The extreme weather resulted in the usual travel chaos - nearly 2,700 US flights were cancelled on Tuesday.
More than 500 rail passengers on their way to Chicago were marooned overnight into Tuesday morning in northern Illinois on three Amtrak passenger trains after drifting snow and ice covered the tracks.
The big freeze was even testing the resolve of Canadians, no strangers to cold weather.
Temperatures in parts of Ontario fell to -30C (-22F), causing flights in and out of Pearson International Airport to be halted for several hours on Tuesday morning.
Roads in the cities of Toronto and Ottawa were coated in dangerous black ice.
Freezing temperatures were recorded even in usually mild southern states.
In northern Florida temperatures briefly dropped below freezing.
Atlanta, Georgia, was 25 degrees below average for this time of year.

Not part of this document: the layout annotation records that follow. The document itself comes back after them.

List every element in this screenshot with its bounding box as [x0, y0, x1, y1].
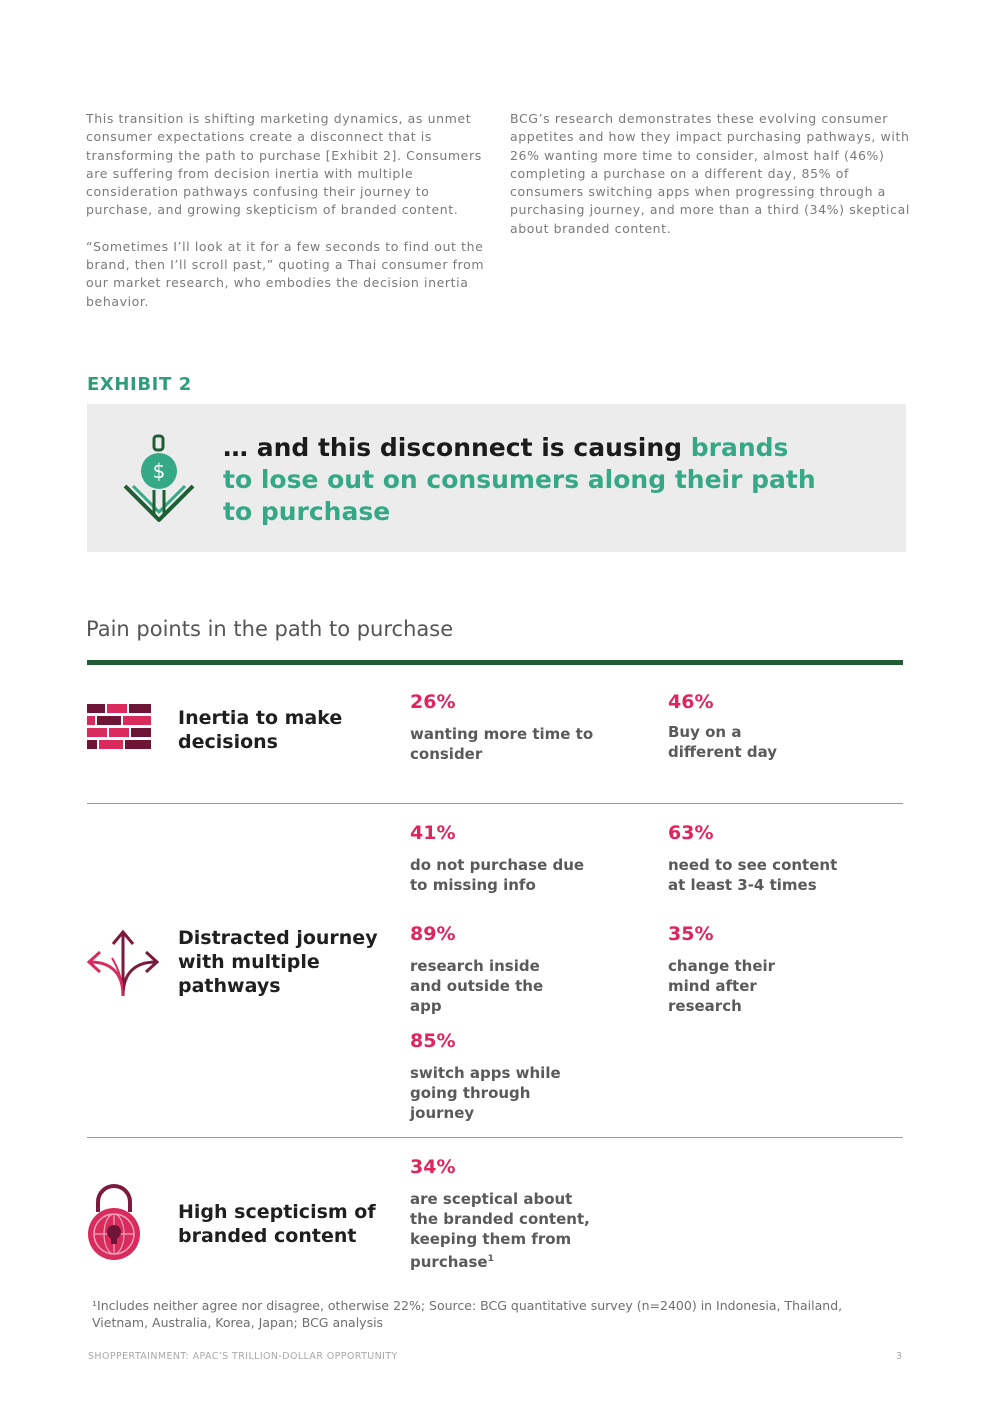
intro-right-column	[510, 110, 910, 256]
stat-description: do not purchase due to missing info	[410, 856, 585, 894]
footnote-marker: 1	[487, 1254, 494, 1264]
stat-63	[668, 822, 898, 895]
page-number: 3	[896, 1351, 903, 1362]
section-divider	[87, 660, 903, 665]
stat-89	[410, 923, 640, 1016]
stat-description: need to see content at least 3-4 times	[668, 856, 838, 894]
stat-85	[410, 1030, 640, 1123]
stat-description: wanting more time to consider	[410, 725, 594, 763]
row-label-inertia: Inertia to make decisions	[178, 707, 343, 753]
intro-paragraph: BCG’s research demonstrates these evolving consumer appetites and how they impact purchasing pathways, with 26% wanting more time to consider, almost half (46%) completing a purchase on a different day, 85% of consumers switching apps when progressing through a purchasing journey, and more than a third (34%) skeptical about branded content.	[510, 111, 910, 236]
section-title: Pain points in the path to purchase	[86, 617, 454, 641]
stat-percent: 63%	[668, 822, 714, 844]
dollar-symbol: $	[152, 459, 166, 483]
exhibit-label: EXHIBIT 2	[87, 374, 192, 395]
stat-description: switch apps while going through journey	[410, 1064, 561, 1122]
stat-percent: 34%	[410, 1156, 456, 1178]
row-label-distracted: Distracted journey with multiple pathways	[178, 927, 378, 997]
stat-percent: 46%	[668, 691, 714, 713]
exhibit-headline	[223, 432, 823, 528]
stat-percent: 89%	[410, 923, 456, 945]
stat-description	[410, 1189, 595, 1272]
diverging-arrows-icon	[86, 928, 160, 998]
stat-26	[410, 691, 600, 764]
row-divider	[87, 803, 903, 804]
footer-title: SHOPPERTAINMENT: APAC’S TRILLION-DOLLAR OPPORTUNITY	[88, 1351, 398, 1362]
stat-description: research inside and outside the app	[410, 957, 544, 1015]
stat-35	[668, 923, 898, 1016]
intro-left-column	[86, 110, 486, 329]
stat-34	[410, 1156, 640, 1272]
stat-percent: 85%	[410, 1030, 456, 1052]
stat-description: change their mind after research	[668, 957, 776, 1015]
stat-percent: 41%	[410, 822, 456, 844]
stat-percent: 26%	[410, 691, 456, 713]
row-label-scepticism: High scepticism of branded content	[178, 1201, 376, 1247]
headline-dark-part: … and this disconnect is causing	[223, 433, 691, 462]
stat-description: Buy on a different day	[668, 723, 778, 761]
stat-percent: 35%	[668, 923, 714, 945]
footnote: ¹Includes neither agree nor disagree, otherwise 22%; Source: BCG quantitative survey (n=2400) in Indonesia, Thailand, Vietnam, Australia, Korea, Japan; BCG analysis	[92, 1298, 843, 1330]
money-down-arrow-icon	[121, 434, 197, 526]
brick-wall-icon	[87, 704, 151, 749]
padlock-icon	[86, 1184, 142, 1262]
intro-paragraph: This transition is shifting marketing dynamics, as unmet consumer expectations create a disconnect that is transforming the path to purchase [Exhibit 2]. Consumers are suffering from decision inertia with multiple consideration pathways confusing their journey to purchase, and growing skepticism of branded content.	[86, 111, 482, 218]
stat-41	[410, 822, 640, 895]
intro-quote-paragraph: “Sometimes I’ll look at it for a few seconds to find out the brand, then I’ll scroll past,” quoting a Thai consumer from our market research, who embodies the decision inertia behavior.	[86, 238, 485, 309]
exhibit-banner	[87, 404, 906, 552]
stat-46	[668, 691, 788, 762]
stat-description-text: are sceptical about the branded content, keeping them from purchase	[410, 1190, 590, 1271]
headline-accent-part: brands to lose out on consumers along their path to purchase	[223, 433, 816, 526]
row-divider	[87, 1137, 903, 1138]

"I didn't think the South got this cold," Marty Williams, a homeless man in the city, told the Associated Press news agency.
"That was the main reason for me to come down from up North, from the cold, to get away from all that stuff."
People in the Midwest are still digging out from two massive snow storms recently which dumped more than 2ft (61cm) of snow.
A reprieve is expected soon, however, with forecasters predicting temperatures above freezing for much of the US in the coming days.